‘Billion Dollar Brain’ begs to be deported

This is the first picture of the ‘Billion Dollar Brain’ investment genius begging to be deported so he can make a fortune in China with memorised trade secrets worth more than £31million.

Behind Ke Xu’s blank stare lies the twisted genius behind a plot to steal trading strategies from Trenchant Trading Systems Private Ltd when he missed out on a £1million payday in 2013.

Trenchant are now fighting to keep their former employee in the country to stop him taking the algorithms, used to programme trading strategies into computers, to rival firms in the Far East.

They are willing to pay the 33-year-old up to £48,000 a year to live in the UK until the sequences, said to be stored ‘in his head’, become redundant in August 2018.

The company’s lawyers have urged Home Office officials to postpone deportation proceedings against Xu, who was jailed for four years after hacking into computer systems and accessing intellectual property worth millions of dollars on the stock market in 2014.

The Cambridge maths graduate – who was jailed for a further 18 months in January after refusing to return the codes – is using human rights laws to oppose the plan, claiming the financial tech firm wants to keep him trapped and under surveillance in a ‘gilded cage’.

He earned £485,000 including bonuses from Trenchant in 2013, but became disillusioned, believing he should have been paid more than £1 million.

Xu had stolen the codes by the time he abruptly resigned in August 2014 and flew to Hong Kong to tout himself to headhunters in the financial sector – but he was arrested and extradited to the UK in December 2014.

The former Goldman Sachs analyst claims his parents dumped his computers in the Yangtze River to stop him getting in any more trouble after he was jailed in 2015.

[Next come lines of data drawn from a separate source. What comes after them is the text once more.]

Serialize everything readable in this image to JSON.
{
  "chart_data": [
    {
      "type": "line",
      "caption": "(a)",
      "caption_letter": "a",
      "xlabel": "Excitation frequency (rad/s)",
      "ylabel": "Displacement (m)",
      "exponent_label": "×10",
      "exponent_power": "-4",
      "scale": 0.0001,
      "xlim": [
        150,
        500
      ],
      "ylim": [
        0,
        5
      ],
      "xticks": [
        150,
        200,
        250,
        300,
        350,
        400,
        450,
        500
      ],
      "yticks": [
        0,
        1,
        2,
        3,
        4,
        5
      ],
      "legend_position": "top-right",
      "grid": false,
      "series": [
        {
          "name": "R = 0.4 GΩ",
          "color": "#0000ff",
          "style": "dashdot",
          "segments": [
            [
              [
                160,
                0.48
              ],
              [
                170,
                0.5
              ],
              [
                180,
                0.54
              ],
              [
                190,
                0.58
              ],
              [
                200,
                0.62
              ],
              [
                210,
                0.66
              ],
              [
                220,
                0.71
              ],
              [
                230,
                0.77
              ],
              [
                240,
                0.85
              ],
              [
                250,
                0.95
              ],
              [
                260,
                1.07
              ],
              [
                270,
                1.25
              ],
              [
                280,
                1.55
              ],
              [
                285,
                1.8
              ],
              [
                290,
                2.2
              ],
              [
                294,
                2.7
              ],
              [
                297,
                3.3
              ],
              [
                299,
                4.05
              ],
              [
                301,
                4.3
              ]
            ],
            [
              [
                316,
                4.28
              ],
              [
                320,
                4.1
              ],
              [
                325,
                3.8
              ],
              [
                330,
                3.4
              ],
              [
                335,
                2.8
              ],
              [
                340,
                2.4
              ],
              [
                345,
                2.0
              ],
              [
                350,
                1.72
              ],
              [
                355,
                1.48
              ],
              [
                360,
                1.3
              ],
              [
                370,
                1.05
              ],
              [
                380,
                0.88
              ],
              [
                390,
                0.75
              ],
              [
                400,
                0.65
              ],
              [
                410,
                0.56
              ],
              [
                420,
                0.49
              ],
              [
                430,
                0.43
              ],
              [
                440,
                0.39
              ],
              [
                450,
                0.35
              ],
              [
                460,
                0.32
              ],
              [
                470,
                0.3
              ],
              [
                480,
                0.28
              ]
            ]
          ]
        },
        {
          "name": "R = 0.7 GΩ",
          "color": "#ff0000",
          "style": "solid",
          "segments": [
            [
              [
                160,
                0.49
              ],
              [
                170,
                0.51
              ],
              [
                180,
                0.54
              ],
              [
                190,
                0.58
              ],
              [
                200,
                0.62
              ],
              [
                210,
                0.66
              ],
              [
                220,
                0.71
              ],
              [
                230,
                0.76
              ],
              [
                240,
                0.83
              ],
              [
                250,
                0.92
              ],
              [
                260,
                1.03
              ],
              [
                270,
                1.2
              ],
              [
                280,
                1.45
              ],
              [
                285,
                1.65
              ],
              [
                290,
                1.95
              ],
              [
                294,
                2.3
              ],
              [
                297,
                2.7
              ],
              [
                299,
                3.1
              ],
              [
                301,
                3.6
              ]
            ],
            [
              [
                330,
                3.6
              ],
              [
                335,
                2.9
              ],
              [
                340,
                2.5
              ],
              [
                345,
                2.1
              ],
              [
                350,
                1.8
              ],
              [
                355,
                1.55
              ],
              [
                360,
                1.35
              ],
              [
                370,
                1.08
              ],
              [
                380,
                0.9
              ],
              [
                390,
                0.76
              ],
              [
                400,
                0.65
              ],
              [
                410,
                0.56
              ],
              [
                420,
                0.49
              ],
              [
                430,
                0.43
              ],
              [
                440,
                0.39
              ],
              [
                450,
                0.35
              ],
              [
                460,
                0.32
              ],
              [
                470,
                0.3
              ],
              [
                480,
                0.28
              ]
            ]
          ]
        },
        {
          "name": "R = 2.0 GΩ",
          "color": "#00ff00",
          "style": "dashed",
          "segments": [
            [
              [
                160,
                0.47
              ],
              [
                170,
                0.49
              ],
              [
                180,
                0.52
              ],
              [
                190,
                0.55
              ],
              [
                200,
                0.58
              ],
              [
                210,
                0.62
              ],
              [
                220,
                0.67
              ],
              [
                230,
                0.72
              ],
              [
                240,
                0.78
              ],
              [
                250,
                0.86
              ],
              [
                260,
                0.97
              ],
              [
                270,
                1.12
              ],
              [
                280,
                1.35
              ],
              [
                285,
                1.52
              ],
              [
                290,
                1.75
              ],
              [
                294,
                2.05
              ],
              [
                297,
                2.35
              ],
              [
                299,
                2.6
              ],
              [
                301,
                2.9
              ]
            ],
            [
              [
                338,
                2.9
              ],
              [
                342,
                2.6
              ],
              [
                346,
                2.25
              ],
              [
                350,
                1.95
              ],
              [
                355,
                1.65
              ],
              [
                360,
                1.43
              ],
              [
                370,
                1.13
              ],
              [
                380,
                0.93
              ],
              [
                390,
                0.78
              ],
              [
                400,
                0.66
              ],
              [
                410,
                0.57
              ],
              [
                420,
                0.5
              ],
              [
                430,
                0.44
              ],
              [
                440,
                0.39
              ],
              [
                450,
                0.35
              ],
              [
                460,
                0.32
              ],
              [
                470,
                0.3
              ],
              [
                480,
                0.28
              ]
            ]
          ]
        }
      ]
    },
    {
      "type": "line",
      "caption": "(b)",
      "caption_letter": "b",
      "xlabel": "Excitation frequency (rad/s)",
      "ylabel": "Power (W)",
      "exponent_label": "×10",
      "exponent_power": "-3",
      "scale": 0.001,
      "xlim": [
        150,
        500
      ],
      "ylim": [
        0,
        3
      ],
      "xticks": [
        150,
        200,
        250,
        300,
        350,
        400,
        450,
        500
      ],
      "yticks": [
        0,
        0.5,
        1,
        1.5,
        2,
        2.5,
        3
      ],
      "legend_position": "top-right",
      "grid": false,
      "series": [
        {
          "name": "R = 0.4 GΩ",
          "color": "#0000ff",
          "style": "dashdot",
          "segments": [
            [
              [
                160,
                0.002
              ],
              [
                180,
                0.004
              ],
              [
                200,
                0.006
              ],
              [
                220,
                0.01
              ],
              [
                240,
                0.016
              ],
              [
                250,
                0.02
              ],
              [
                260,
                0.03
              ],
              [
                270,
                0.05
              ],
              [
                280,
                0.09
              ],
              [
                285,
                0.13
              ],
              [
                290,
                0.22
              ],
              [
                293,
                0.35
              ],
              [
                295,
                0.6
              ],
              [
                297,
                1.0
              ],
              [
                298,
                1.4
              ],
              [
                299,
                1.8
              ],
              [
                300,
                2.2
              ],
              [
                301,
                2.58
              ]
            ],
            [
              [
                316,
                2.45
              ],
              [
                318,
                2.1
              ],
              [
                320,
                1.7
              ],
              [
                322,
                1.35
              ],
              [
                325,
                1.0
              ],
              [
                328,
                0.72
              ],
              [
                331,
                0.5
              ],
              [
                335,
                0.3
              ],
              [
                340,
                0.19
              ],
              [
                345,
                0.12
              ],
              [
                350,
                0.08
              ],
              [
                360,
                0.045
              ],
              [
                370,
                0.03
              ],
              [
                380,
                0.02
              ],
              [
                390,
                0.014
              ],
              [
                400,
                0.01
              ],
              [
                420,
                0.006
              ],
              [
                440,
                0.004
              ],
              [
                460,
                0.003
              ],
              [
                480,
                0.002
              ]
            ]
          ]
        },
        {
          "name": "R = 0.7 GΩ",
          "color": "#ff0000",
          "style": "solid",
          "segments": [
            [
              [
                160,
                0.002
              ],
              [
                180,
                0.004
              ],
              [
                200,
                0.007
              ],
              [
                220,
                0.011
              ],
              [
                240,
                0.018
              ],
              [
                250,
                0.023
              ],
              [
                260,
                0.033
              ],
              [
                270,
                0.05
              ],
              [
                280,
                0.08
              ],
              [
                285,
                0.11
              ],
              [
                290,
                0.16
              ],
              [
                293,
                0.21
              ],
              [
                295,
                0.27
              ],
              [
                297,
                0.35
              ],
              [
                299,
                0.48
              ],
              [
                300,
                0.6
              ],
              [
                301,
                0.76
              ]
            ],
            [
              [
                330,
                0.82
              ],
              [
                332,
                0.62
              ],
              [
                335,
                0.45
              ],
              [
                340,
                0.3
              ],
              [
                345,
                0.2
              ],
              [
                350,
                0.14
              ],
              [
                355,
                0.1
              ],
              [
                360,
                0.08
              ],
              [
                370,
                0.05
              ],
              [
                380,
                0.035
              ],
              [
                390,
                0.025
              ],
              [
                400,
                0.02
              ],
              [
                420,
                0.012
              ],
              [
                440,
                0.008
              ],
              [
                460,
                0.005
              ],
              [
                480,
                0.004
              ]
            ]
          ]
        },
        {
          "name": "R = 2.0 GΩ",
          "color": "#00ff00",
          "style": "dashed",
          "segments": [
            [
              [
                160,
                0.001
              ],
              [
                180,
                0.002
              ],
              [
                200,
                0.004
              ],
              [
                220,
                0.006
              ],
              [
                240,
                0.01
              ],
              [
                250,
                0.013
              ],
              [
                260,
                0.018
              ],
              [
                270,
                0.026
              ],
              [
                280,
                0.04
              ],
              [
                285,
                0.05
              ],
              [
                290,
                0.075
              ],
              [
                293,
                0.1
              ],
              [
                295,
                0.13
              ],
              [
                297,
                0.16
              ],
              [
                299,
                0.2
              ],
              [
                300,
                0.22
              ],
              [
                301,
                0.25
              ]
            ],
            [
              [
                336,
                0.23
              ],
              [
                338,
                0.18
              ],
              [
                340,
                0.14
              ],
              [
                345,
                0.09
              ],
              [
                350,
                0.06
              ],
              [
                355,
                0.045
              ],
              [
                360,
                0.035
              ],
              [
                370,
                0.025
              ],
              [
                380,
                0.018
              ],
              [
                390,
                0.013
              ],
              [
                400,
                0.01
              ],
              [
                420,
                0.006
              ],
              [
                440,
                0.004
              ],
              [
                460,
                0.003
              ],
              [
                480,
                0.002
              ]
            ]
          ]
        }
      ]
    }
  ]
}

Xu told jurors the computers they didn’t dump were given to his two cousins – he claims one has since died and had a laptop cremated with him, while the other hardware was stolen in a burglary.

His defence barrister Tom Wainwright said: ‘Physical copies have gone, but I accept it is still in his head.’

Judge David Tomlinson, who must decide whether Xu can leave the UK when he leaves prison on licence, observed: ‘And possibly also in the heads of others.’